В этом плане примечателен ставший знаменитым итог рабочего дня Шухова, в котором удовлетворение от следования принципу точности и добросовестности в работе соседствует с радостью от отступления от норм репрессивной точности в лагере: «На дню у него выдалось сегодня много удач: <…> в обед он закосил кашу, бригадир хорошо закрыл процентовку, стену Шухов клал весело, с ножовкой на шмоне не попался, подработал вечером у Цезаря и табачку купил. <…> Прошел день, ничем не омраченный, почти счастливый» (с. 120).
В «Одном дне» проявляется своеобразный хиазм хозяйственной этики: направленное против тотального контроля спасительное отступление от правил (в традиции обращенного против «латинян» антиформализма православия[145]
) сочетается с (аристотелевской) домостроевской аккуратностью и экономией мастерового человека. Оба принципа привносятся из «свободного» мира за пределами лагеря.Сосуществование этих двух оценочных критериев в контексте критики экономической действительности лагерного мира является симптомом переплетения двух вариантов хозяйственной этики — традиционного православного антиформализма и домостроевского ригоризма. Этот традиционный ригоризм, в свою очередь, скрещивается у Солженицына с западными правозащитными идеями, образуя гибридный комплекс моральных требований, которые очерчиваются в написанном в конце 1950-х годов «Одном дне», а затем усиливаются и становятся все более жесткими и бескомпромиссными на более позднем этапе. В случае амбивалентной (точно-неточной) хозяйственной этики Ивана Денисовича гибридность возникает не на уровне синтагматики означающих (кальки и т. д.), а на уровне контекстов происхождения правовых и экономических концепций[146]

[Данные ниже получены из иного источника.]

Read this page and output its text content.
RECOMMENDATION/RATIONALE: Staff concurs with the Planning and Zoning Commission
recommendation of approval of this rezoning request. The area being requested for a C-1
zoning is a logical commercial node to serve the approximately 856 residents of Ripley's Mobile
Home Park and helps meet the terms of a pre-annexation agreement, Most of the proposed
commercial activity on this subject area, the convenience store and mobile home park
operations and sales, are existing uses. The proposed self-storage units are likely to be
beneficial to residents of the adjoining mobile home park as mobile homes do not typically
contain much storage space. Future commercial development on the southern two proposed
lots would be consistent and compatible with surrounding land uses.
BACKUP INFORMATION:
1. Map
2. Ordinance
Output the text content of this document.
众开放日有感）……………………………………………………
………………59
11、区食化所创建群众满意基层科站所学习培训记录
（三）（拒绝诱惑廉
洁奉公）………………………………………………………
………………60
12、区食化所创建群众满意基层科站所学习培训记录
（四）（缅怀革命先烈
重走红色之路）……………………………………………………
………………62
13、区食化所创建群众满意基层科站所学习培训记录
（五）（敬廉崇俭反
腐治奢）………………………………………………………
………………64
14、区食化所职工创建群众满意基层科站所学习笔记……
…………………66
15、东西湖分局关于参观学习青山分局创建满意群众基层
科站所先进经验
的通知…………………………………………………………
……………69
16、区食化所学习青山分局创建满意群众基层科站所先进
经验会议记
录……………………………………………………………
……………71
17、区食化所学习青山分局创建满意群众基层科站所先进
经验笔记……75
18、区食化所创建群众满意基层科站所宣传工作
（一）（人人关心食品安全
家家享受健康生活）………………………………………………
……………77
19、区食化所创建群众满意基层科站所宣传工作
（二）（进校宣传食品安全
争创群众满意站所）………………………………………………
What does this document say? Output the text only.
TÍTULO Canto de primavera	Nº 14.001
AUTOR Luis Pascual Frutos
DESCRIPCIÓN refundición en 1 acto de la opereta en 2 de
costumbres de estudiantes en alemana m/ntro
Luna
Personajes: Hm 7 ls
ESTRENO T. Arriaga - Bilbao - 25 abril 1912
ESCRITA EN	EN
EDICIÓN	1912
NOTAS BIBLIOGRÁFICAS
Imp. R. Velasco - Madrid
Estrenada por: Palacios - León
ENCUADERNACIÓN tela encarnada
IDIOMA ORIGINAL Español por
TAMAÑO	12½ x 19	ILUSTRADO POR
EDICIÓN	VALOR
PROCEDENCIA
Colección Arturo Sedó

.Доступность творчества Солженицына западному читателю не в последнюю очередь объясняется тем, что одна сторона хозяйственной этики Ивана Денисовича — этика точности и пафос добросовестной работы — казалась ему сродни западному формальному праву, в то время как Солженицын все сильнее тяготел к устаревшему аристотелевскому домостроительству и реакционному почвенничеству. Таким образом, определенная доля восхищения Солженицыным на Западе и признание, которым он пользовался в 1960-е и 1970-е годы, восходит к предполагаемой гибридности (к импорту западных правозащитных рамок), которая, в конце концов, вновь уступила место реакционной идеализации земства и соборности[147]
, а также критике западного потребительства, плюрализма и рыночных реформ в постсоветской России.Инфантилизация памяти
Игорю Палычу, мастеру критического мышления
30 апреля 2015 года в интернет-журнале «Русский пионер» были опубликованы воспоминания Владимира Путина под заглавием «Жизнь такая простая штука и жестокая»[148]
. Этот во многих отношениях показательный текст повествует о том, что пережили родители Путина во время Великой Отечественной войны, и примечателен в первую очередь своим доверительным личным тоном — не только в том смысле, что речь идет о семейных воспоминаниях, но главным образом общей устной интонацией. Паратаксис, аргументативные сбои, эпизодическое и ассоциативное течение текста вызывают ощущение непосредственных, спонтанных высказываний человека, делящегося своими воспоминаниями с единомышленниками. Тем самым этот текст вступает в явное несоответствие с обычным для Путина риторическим стилем, отличающимся логической стройностью: вне зависимости от того, насколько убедительной мы считаем его позицию, аргументация Путина, как правило, последовательно выстроена, и даже пафос находит для себя обязательную опору в логосе.Установка на устность может быть объяснена тем, что речь идет об опосредованных воспоминаниях: Путин вспоминает то, как рассказывали о войне его родители. «Еще хорошо помню, как он мне говорил, что…» — типичный оборот этого текста. Таким образом утверждается личное участие Путина в послевоенном процессе воспоминания, играющем важнейшую роль в установлении культурной идентичности современной России: самое позднее с начала украинского конфликта Вторая мировая война и ее (пост)советская канонизация выступают в качестве значимого аргумента как в истолковании политической ситуации по обе стороны границы, так и в борьбе против новой версии «фашизма».
С подчеркнутой устностью текста мы сталкиваемся уже в самом его начале:
Отец не любил, честно говоря, даже притрагиваться к этой теме. Скорее, было так. Когда взрослые между собой разговаривали и вспоминали что-то, я просто был рядом. У меня вся информация о войне, о том, что с семьей происходило, появлялась из этих разговоров взрослых между собой. Но иногда они обращались и прямо ко мне.